The Signalman is a lovely, short story in which our main protagonist stumbles upon a mysterious signal house at a railway track. The weathered signalman of the title is a man haunted by visions, portents in the form of screaming spectres. Their appearances are followed shortly afterwards by horrific railway accidents. His problem is, the visions do not tell him where, or when disaster will strike, and so he is tortured, with the means to foresee disaster, but not the detail with which to avert it.
I won’t say anymore on this, as it’s such a short story it’s difficult to go further and keep it spoiler-free. Suffice to say, I really enjoyed The Signalman. Full of Dickens’ signature dialogue and description, this is perfect if you want a quick slice of gothic ghost story – and if you’re like me, that always hits the spot.
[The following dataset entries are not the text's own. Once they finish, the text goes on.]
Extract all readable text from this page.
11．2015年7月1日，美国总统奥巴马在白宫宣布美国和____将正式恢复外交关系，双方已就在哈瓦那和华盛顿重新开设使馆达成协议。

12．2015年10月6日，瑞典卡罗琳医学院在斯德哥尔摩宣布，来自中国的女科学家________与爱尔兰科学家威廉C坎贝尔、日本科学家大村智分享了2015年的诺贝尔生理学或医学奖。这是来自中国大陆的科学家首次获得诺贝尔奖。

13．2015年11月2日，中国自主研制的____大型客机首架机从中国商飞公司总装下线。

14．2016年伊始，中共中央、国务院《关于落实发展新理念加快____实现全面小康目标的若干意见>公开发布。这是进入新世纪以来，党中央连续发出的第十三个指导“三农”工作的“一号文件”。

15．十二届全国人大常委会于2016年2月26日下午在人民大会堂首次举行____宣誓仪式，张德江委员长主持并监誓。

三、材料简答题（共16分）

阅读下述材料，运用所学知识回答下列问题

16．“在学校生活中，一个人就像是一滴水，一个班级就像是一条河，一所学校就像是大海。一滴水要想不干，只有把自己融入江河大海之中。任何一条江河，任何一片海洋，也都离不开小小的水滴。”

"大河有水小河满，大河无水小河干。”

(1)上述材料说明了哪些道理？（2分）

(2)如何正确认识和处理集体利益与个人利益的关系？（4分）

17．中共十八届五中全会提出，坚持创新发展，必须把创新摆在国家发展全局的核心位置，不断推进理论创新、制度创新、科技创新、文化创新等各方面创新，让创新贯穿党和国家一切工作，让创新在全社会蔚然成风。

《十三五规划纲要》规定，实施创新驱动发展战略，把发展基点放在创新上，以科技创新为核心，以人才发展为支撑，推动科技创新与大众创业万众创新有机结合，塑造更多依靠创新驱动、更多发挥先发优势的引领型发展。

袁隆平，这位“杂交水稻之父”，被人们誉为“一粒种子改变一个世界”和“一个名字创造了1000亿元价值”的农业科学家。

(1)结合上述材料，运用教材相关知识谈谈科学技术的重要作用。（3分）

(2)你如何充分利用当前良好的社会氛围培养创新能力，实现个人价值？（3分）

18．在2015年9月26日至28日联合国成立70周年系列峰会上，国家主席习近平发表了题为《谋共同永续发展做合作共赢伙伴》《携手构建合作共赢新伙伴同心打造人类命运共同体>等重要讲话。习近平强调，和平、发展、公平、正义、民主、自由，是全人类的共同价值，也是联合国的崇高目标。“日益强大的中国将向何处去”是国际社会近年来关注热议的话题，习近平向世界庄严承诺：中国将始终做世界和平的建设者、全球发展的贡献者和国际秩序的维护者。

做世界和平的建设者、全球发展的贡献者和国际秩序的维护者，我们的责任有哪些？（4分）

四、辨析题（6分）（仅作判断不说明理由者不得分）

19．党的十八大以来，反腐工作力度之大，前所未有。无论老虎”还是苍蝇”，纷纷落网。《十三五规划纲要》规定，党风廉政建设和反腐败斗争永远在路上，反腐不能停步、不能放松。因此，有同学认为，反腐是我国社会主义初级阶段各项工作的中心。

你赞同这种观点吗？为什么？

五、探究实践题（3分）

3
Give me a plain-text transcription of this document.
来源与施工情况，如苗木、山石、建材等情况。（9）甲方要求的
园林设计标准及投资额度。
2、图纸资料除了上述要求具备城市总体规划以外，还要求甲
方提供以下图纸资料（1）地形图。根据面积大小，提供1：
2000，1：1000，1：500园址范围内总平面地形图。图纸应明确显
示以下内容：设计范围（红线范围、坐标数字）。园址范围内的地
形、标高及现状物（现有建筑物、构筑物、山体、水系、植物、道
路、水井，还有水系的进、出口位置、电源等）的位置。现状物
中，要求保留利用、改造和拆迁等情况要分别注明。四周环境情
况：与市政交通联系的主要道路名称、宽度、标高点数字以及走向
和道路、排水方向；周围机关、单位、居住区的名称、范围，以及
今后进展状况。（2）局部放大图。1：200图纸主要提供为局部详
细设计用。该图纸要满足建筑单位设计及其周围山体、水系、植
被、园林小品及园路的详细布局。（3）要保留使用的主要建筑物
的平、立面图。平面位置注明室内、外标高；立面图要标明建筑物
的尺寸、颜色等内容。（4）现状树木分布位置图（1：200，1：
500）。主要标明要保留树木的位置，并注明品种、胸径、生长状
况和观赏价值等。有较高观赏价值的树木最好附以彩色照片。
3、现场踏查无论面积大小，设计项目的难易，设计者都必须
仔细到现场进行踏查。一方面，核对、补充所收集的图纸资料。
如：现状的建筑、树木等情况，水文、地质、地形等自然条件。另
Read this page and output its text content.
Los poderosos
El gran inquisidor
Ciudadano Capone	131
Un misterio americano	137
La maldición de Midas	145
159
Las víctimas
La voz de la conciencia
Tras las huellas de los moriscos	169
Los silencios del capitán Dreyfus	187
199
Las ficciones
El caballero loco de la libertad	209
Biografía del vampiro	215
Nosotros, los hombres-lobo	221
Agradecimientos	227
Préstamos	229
The little volume also features another short called The Boy at Mugby. Now, when I started this story, I was intrigued by the opening lines:
I am the boy at Mugby, that’s about what I am.
You don’t know what I mean? What a pity! But I think you do. I think you must. Look here, I am the boy at what is called The Refreshment Room at Mugby Junction, and what’s proudest boast is, that it never yet refreshed a mortal being.
“Never yet refreshed a mortal being” that clutch of words held so much promise for me. As many of my regular visitors, friends and contacts may know, I have a real soft spot for the Studio Ghibli animation Spirited Away (who doesn’t love that film?).
The bathhouse solely for the purpose of replenishing tired spirits, the railway submerged under a couple of feet of water, with the train riding through the flood, carrying shadowy souls to their destinations. That’s where my mind went immediately.
A refreshment room at a railway station, where spirits sit and wait, perhaps forever, for the train to their destination…
This story is nothing like that. It’s very good, and is one of Dickens’ satirical observations, poking fun at the state of railway refreshments in Britain in his time. Not that they’re that much better now, I must say. His characters pride themselves on undrinkable tea, impenetrable baked goods and horrendous customer service. They denounce the approach of the French, with their beautifully prepared travel lunches and delicate confections.
This is Dickens showing us that not one aspect of life in his day escaped his pin-sharp eye. Everything was worthy of his comment, even matters as small and trivial as the refreshments served at railways. His soap-box, it seems, was not reserved only for social justice and the plight of the poor. You can tell he had great fun writing it; he becomes ever more fanciful as the little tale goes on.
I was a little disappointed that it was included based on the railway connection. I would really rather have had another ghost story, but for £1.99, this was a great little volume and I was pleased to have found it.